Ora, uma vez que o CARF - a mais alta corte administrativa para as matérias tributárias e aduaneiras - se viu investigado por atos de corrupção, não nos parece incoerente a importância que se dá à Lei Anticorrupção nas operações de comércio exterior e, por conta disso, buscamos endereçar alguns comentários a respeito da relevância da legislação para as empresas importadoras e exportadoras e a mudança de cultura que esta tem trazido para as operações.


"A ocasião faz o ladrão?" É sabido, pelos intervenientes do comércio exterior, que o ambiente burocrático de importação e exportação e o constante relacionamento entre empresa e poder público possibilita - para aqueles que veem esse fato como oportunidade - a prática de atos ilícitos ou corruptos. Seja a pessoa jurídica ou seus representantes. Aqueles que atuam no comércio exterior, com certeza, já ouviram termos como "taxa de urgência" ou "cafezinho". Infelizmente o solo de corrupção ainda é fértil em nosso país.

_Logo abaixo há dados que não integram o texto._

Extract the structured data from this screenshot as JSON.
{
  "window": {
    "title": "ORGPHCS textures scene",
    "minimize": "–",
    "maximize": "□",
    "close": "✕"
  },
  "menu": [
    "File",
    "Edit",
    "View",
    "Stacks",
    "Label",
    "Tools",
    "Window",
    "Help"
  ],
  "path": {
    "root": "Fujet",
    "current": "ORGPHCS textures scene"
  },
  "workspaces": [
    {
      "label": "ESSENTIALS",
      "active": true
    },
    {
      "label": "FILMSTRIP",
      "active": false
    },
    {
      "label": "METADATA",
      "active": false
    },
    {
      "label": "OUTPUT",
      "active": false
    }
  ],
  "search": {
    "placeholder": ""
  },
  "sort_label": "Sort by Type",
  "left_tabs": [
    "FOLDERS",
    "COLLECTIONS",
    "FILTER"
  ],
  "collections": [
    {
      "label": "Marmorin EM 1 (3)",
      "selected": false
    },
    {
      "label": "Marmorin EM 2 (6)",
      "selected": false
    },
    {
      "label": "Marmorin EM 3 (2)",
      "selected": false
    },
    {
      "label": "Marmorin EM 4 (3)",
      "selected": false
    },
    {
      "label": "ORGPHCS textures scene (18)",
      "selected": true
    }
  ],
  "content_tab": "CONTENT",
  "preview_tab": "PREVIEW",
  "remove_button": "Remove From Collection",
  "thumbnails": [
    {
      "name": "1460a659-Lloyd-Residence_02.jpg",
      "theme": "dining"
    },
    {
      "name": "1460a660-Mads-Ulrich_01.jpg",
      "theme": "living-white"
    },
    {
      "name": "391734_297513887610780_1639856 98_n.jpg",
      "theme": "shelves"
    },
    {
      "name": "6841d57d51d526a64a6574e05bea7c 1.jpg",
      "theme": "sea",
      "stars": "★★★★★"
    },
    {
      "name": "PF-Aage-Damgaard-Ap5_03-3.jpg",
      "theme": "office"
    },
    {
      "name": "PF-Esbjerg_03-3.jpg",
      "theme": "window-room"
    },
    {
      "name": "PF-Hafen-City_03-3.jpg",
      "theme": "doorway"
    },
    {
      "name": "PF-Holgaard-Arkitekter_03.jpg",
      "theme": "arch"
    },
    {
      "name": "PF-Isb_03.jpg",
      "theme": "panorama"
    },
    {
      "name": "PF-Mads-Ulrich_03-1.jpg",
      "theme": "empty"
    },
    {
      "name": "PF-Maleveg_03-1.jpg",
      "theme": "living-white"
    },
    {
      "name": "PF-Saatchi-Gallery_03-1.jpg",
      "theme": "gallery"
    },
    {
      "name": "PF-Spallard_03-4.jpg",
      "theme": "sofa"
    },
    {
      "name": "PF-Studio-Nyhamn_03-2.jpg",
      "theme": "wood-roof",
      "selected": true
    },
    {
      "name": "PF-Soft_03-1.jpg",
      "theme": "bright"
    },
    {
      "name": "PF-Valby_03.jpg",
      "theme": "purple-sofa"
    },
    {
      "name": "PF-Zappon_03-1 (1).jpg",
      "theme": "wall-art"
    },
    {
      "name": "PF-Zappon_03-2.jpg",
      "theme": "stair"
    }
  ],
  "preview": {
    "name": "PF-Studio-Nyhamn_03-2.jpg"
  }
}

Não concordamos com isso e temos visto que o cenário, ou melhor, a cultura está mudando - o que é digno de aplausos. Talvez pela necessidade em apresentar uma nova perspectiva aos países estrangeiros e garantir a continuidade dos investimentos em nosso país, mas é possível notar que há programas aduaneiros buscando pela transparência, relacionamento e assertividade nas operações de comércio exterior brasileiro, tais como: Portal Único de Comércio Exterior e Operador Econômico Autorizado. Mas, nesse contexto, qual é a importância da Lei Anticorrupção para as empresas importadoras?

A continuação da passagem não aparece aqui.